As coaches, regardless of the sport we are all looking for one thing. That is more athletes. Have you ever heard a coach say “Gee, I have all the athletes I need for my team”? No, of course you haven’t. The big lament is always about a lack of depth. So what we do as coaches is set around and wait for that next good class to come through to give us the success we strive for.

Instead of waiting for the next good class, let’s start developing our own athletes.  What I mean is that we need to develop ATHLETES that we can teach the skills of our particular sport.  Which leads us to the question of what is an athlete. I won’t get into much detail here, as we will discuss this in another post, but suffice it to say that an athlete is one who possesses the basic fundamental skills of running, jumping, throwing, catching, has balance and coordination.  If an athlete has these basic skills, a coach can teach him the sport specific skills needed to play any sport.

That sounds simple enough, but we need to have a long-term development plan. We we can’t just look at today, we must look into the future.

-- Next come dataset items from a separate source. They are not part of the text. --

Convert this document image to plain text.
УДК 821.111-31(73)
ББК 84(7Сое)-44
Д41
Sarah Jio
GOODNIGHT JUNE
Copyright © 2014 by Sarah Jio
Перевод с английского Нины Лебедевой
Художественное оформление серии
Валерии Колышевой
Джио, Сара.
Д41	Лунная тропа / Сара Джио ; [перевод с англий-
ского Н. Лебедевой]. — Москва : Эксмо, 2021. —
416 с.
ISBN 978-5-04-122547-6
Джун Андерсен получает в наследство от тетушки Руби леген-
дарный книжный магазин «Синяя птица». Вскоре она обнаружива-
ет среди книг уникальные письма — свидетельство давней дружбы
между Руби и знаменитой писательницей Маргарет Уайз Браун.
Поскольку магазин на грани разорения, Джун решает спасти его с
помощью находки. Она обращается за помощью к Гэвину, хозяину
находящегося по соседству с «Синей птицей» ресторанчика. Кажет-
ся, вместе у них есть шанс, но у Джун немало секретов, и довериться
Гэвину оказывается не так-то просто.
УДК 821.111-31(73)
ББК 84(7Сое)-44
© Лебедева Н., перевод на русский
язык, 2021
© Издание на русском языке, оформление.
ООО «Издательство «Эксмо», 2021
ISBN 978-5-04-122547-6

I’m sure that, by now, most of you have heard of Istvan Balyi. Many people view him as the father of long-term athletic development. Search the Internet and you will find many references and examples to his long-term athletic development plan. Here is a graphic that illustrates Balyi’s plan:

As you can see from this graphic, this is a step by step progression. You can put this into a pyramid and the base would be the largest block. Remember the base must be wide and strong to support our efforts in building our athlete.  Almost every sport will fit into this model. However there are a few exceptions. Sports such as gymnastics require a much earlier training plan because of body type or size needed to compete. we would classify these sports as early specialization sports.

So, here we have the model of what we are striving for. The question now is what do we need to do to get there? This is where it becomes really interesting.  Every parent wants their child to be literate. To get through life, every child needs an education. Within that education, a child learns the 3Rs; readin’, ‘ritin’, and ‘rithmetic.  Along the way, they also learn about history, science, music, and art. This is called a well-rounded education.

For about the 1st 12 to 13 years of age student’s school life, this is how the curriculum goes. Not specializing necessarily in one subject, but being exposed to many, many subjects. With this large knowledge base, a child can now decide what he is most interested in and choose to specialize in that course of study. This whole process begins by the student learning to recognize letters and numbers.

In the U.S., our current model does just the opposite. For the most part, we are only exposed to sports that our parents know or want us to play. The sport is chosen and he is signed up for this sport, given a few weeks of instruction, sent out to play the game and expected to win. We wouldn’t teach a child math for couple weeks and then expect him to do accounting, would we? Then why we do it in sport?

So what is the answer? The answer is to teach each child to become Physically Literate. In the next installment of this series, we will discuss what Physical Literacy is and its importance to the development of an athlete. By becoming physically literate in all environments, land, water, air, and snow and ice, a child will be able function successfully in any sport of his choosing.